In Baywatch, Lt. Mitch Buchannon (Dwayne Johnson) and his team of lifeguards, including second-in-commmand Stephanie Holden (Ilfenesh Holden) and veteran C.J. Parker (Kelly Rohrback), protect the beaches and the bay in Emerald Bay, Florida. Having made over 500 rescues in his career, Mitch is beloved by the community, to the annoyance of local beat cop Garner Ellerbee and Mitch’s superior, Captain Thorne. Mitch and his team view themselves as the Bay’s last line of defense, risking their and even solving major crimes. After adding newcomers to their squad, including reckless Olympian Matt Brody (Zac Efron), they soon find themselves in too deep when a nefarious landowner (Priyanka Chopra) begins to stir up trouble and they also discover a potential new drug that threatens their entire beach and its patrons.
Running from 1989-2001, the original Baywatch quickly became one of the most watched television series of all time, becoming known for its emphasis on tanned beach bodies and, yes, slow-motion running. Reigniting the career of 80s star David Hasselhoff (Knight Rider) and helping Pamela Anderson to become a household name, Baywatch appeared to take itself seriously as an intense drama about saving lives. (The problem with this approach is that more people were watching for the bikinis—and, yes, slow-motion running—than the dramatic tension.)
The reboot, however, wisely sidesteps the show’s false sincerity by constantly winking at the camera. (“This all sounds like the plot of a cheesy, old tv series,” Efron muses.) Attempting to enjoy the same success as the recent 21 Jump Street series, Baywatch has marketed itself as a fun, action adventure which, for the most part, it seems to be.
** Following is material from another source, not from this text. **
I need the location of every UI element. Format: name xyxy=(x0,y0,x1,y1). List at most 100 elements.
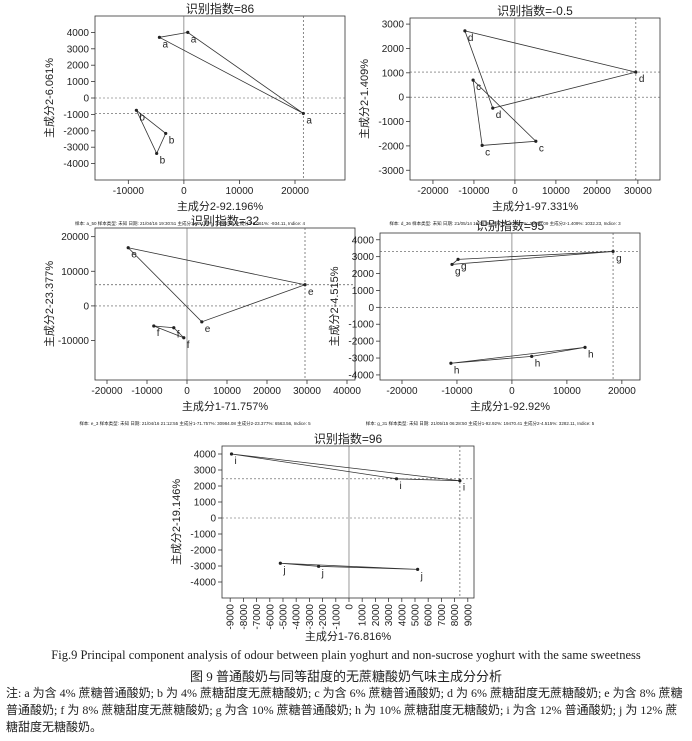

While the script lacks the sharpness of the Jump Street films, the film’s desire to poke fun at the show’s (and genre) conventions and the light-hearted atmosphere on set helps Baywatch to stay afloat.
Holding it all together, though, is Johnson himself. It is no coincidence that he is the centrepiece of all promotional materials. In fact, a film like this is a reminder of why he is the highest paid actor in the business today. The man has such charisma that he seems able to elevate any material that he’s given. A fault line destroying the coast in San Andreas? Sure! Stalling franchises like Fast and the Furious or GI Joe? Send him in! (For crying out loud, news of a potential presidential bid was circling the internet last week… and people loved the idea!)
In this regard, Baywatch is no different. Despite the fact that the jokes don’t always work and the material is lacking at times, Johnson’s ability to display both bravado and self-deprecation simultaneously draws you in. Perhaps the best example of this comes in the film’s title card reveal. Johnson emerges from the waters with fire in his eyes, carrying the body of an injured swimmer. Suddenly, the title emerges from the horizon in grandiose style, filling the rest of the screen behind him. It’s a scene that received giggles from our audience… but, given the over-the-top nature of the visuals, we also know that we’ve been invited to do so. (Incidentally, those giggles soon turned to cheers, as well.) In moments like this, we can see that he’s having a blast, so we’re willing to hop on the ride as well.
Usually at this time, I would shift the conversation to discuss some of the more theological themes that break into the film. While I could easily delve into ideas about the nature of sacrificing our lives for others or the public’s responsibility to care for one another, honestly, that’s not what this film is about. While Mitch is definitely a community example in the way he conducts himself, the film, ultimately, concerns itself most with its desire to satirize its own genre. (Although, to be fair, Mitch’s objective standard of doing what is right does shines a light on his entire community and calls them all to a standard higher than their own… hey, look! I did it!)
Eventually, there will come a time where Johnson’s star is not the center of Hollywood’s universe. It happens to everyone and, at some point, his films will eventually lose their sheer sense of glee.
But Baywatch will not be that film.
Baywatch is in theatres now. The film is rated R for language and graphic male nudity.